In the book I develop a new theoretical framework to help us understand how attitudes to religion and political violence respectively intersect and shape one another. This frame uses Bourdieu’s conceptions of field and habitus, married to Schutz’s conception of the lifeworld. It has the potential for broader application to the study of religion and political violence for a range of case studies.
However, this framework comes with the caveat. We cannot assume a priori that ‘secular’ individuals’ attitudes towards political conflict and religion do intersect in ways which impact conflict. For example, I told participants prior to the interview that they would be asked about two topics: 1) how they feel about being a secular Jew 2) what they think about the Israeli-Palestinian conflict. This allowed participants to reject the idea that there were any connections in their views on the two topics and for rejection to be accounted for in the analysis.
This project also benefited from a methodological toolbox for studying the individual which has not yet been used to study religion and political conflict. The Nonreligious Studies literature has spent the past 15 years exploring: How do people draw positively on resources within and beyond the traditions into which they were born and live to fashion their worldviews and meaning-making practices?1 Scholars have produced rich, empirical research on a variety of non-Western, non-Christian case studies of individuals and their close social networks, including on the Arab world, Turkey, Japan and South Asia, problematizing Protestant-tinged terms ‘religion’ and ‘secular’ as categories of analysis. Read in conjunction with a vibrant literature on Judaism, some of these insights were adapted to the case. This is one more step along the road, but there is still much more to explore.
Footnotes
1 Lee (2015) defines the nonreligious as ‘all positions which are necessarily defined in relation to religion but which are considered to be other than religious’ – including atheism, agnosticism, humanism, rationalism, and some forms of spirituality.
References
Almog, Tamar and Oz Almog, Millennials: Generation Snowflake? London: Vallentine Mitchell, 2019.

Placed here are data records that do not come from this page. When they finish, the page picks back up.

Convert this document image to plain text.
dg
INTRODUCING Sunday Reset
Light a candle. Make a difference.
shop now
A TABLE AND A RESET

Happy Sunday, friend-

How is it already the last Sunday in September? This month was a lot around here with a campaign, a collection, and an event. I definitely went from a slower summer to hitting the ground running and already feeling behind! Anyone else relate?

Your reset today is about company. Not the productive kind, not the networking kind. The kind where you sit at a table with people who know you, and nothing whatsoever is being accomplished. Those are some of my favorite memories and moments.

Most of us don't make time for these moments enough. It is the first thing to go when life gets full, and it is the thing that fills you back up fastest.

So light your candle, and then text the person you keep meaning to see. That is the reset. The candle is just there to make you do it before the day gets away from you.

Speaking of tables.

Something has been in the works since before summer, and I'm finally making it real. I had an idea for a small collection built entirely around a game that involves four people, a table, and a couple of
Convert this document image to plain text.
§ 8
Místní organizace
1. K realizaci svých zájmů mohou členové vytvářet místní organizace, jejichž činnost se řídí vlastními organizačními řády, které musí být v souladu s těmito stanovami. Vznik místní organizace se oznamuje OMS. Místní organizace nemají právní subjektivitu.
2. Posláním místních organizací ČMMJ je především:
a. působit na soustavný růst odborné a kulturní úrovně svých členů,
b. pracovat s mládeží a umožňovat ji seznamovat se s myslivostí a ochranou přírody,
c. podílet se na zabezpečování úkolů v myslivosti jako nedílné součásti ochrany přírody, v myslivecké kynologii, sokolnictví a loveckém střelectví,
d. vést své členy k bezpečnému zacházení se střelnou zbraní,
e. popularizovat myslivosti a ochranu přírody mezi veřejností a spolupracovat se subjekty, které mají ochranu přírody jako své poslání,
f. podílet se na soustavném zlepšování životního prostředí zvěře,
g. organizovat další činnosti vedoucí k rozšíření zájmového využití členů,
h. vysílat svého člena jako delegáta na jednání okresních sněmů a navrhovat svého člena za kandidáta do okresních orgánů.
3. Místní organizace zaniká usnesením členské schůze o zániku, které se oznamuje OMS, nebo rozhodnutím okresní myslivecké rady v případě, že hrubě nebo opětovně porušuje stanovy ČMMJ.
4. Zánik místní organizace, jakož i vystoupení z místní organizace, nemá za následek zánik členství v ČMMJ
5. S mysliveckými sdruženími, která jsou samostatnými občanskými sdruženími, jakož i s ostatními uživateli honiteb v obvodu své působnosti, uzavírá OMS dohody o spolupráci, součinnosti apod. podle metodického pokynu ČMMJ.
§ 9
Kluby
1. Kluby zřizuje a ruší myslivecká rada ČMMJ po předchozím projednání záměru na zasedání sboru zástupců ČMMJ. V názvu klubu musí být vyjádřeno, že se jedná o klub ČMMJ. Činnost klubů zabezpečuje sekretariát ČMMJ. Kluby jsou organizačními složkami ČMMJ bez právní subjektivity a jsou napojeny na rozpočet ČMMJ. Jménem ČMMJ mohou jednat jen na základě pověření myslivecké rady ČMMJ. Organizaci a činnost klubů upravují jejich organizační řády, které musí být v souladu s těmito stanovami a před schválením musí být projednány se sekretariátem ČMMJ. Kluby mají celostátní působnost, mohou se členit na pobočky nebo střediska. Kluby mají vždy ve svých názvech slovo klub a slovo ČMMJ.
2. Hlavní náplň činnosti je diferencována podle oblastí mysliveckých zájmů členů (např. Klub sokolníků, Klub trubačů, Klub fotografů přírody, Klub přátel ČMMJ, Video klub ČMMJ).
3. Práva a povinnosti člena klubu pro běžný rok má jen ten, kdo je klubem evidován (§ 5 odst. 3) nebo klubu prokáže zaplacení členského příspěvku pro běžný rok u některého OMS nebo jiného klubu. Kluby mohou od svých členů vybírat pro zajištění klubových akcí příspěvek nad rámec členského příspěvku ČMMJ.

Almog, Oz and Tamar Almog, Generation Y – Research Report. Haifa: The Samuel Neaman Institute for Policy Research Press, 2015. [Hebrew]
Asad, Talal. Formations of the Secular: Christianity, Islam, Modernity. Stanford: Stanford University Press, 2003.
Brubaker, Rogers. “Religious Dimensions of Political Conflict and Violence”, Sociological Theory 33, no. 1 (2015): 1-19.
Cooperman, Alan, Nehal Sahgal and Anna Schiller. “Israel’s Religiously Divided Society.” Pew Research Center, 8 March 2016. www.pewforum.org/2016/03/08/israels-religiously-divided-society/.
Lee, Lois. Recognizing the Non-religious, Reimagining the Secular. Oxford: Oxford University Press, 2015.
Liebman, Charles. “Secular Judaism and Its Prospects.” Israel Affairs, 4, no. 3-4 (1998): 29-48.
Mannheim, Karl. "The Problem of Generations." In Essays on the Sociology of Knowledge, 276-322. London: Routledge and Kegan Paul, 1952.
Razon, Na’amah. “Entangled Bodies: Jews, Bedouins, and the Making of the Secular Israeli.” Medical Anthropology 35, no. 3 (2016): 291-304.